[Scott] Stringer, Manhattan’s borough president, gives [John] White glowing marks for the way he’s managed to navigate what he calls a “schism” in New York over the mayor’s agenda. Stringer said that he has organized “war rooms” to give city officials and parents a chance to meet and talk about issues like school overcrowding. And he said White has shown a willingness to take community input seriously.
“He didn’t always walk in the most popular guy in the room,” Stringer said. “But he had answers and statistics and he always walked out being one of the most respected.”
That’s a skill that could serve him well in New Orleans.

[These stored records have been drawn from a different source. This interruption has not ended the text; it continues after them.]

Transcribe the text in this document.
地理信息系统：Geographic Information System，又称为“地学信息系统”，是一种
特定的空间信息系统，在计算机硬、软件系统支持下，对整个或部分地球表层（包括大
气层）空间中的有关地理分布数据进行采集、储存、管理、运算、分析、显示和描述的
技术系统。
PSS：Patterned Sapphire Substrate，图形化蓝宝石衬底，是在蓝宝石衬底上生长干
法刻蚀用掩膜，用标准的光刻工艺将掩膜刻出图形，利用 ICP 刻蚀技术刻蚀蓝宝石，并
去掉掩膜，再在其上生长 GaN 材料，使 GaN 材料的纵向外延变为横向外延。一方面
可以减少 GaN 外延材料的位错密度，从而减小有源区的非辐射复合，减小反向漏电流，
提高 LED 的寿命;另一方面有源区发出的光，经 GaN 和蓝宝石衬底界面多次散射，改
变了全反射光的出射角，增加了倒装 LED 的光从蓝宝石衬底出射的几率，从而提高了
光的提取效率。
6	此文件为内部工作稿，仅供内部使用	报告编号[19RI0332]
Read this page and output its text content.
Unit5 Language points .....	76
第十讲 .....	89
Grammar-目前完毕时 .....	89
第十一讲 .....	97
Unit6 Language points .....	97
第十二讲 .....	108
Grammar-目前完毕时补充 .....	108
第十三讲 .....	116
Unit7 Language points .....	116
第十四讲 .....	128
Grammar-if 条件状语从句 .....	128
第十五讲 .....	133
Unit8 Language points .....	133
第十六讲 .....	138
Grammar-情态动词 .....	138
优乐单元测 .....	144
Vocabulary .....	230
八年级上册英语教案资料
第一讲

Parents and others in New Orleans have complained often that the state is forcing changes from above without getting much input from the city.
On the other hand, White’s critics in New York echo some of the complaints heard here: that school officials will show up to hear parents’ concerns but rarely act on them.
Irene Kaufman, one of the founding members of a group in New York called the Public School Parent Advocacy Committee, said White met with parents mainly to “beat the drum for Joel Klein’s agenda.”
She added, “A lot of us found him to be very condescending.”
Leonie Haimson, a parent in New York and a founding member of the group Class Size Matters, said White has often told parents one thing and gone ahead with another. She described a case a year-and-a-half ago in which White assured parents in Manhattan that a new computer learning program called “Quest to Learn” would not take up existing school space. Haimson said it ended up in the gym at Bayard Rustin High School anyway.
“He has no interest in other stakeholders,” Haimson said. “He has no respect for parents.” [emphasis added]
There was no way Pastorek would chose anyone to run the RSD who was not a carbon copy of Vallas, and White is clearly familiar with Vallas’ let-them-talk-then-do-what-you-want-anyway approach to managing public K-12 education. All three of these men seem to have either forgotten or never known that public schools are public entities and that putting federal and state tax dollars into fewer and fewer private hands does not guarantee success in education, even if your only measure is once-a-year standardized test scores.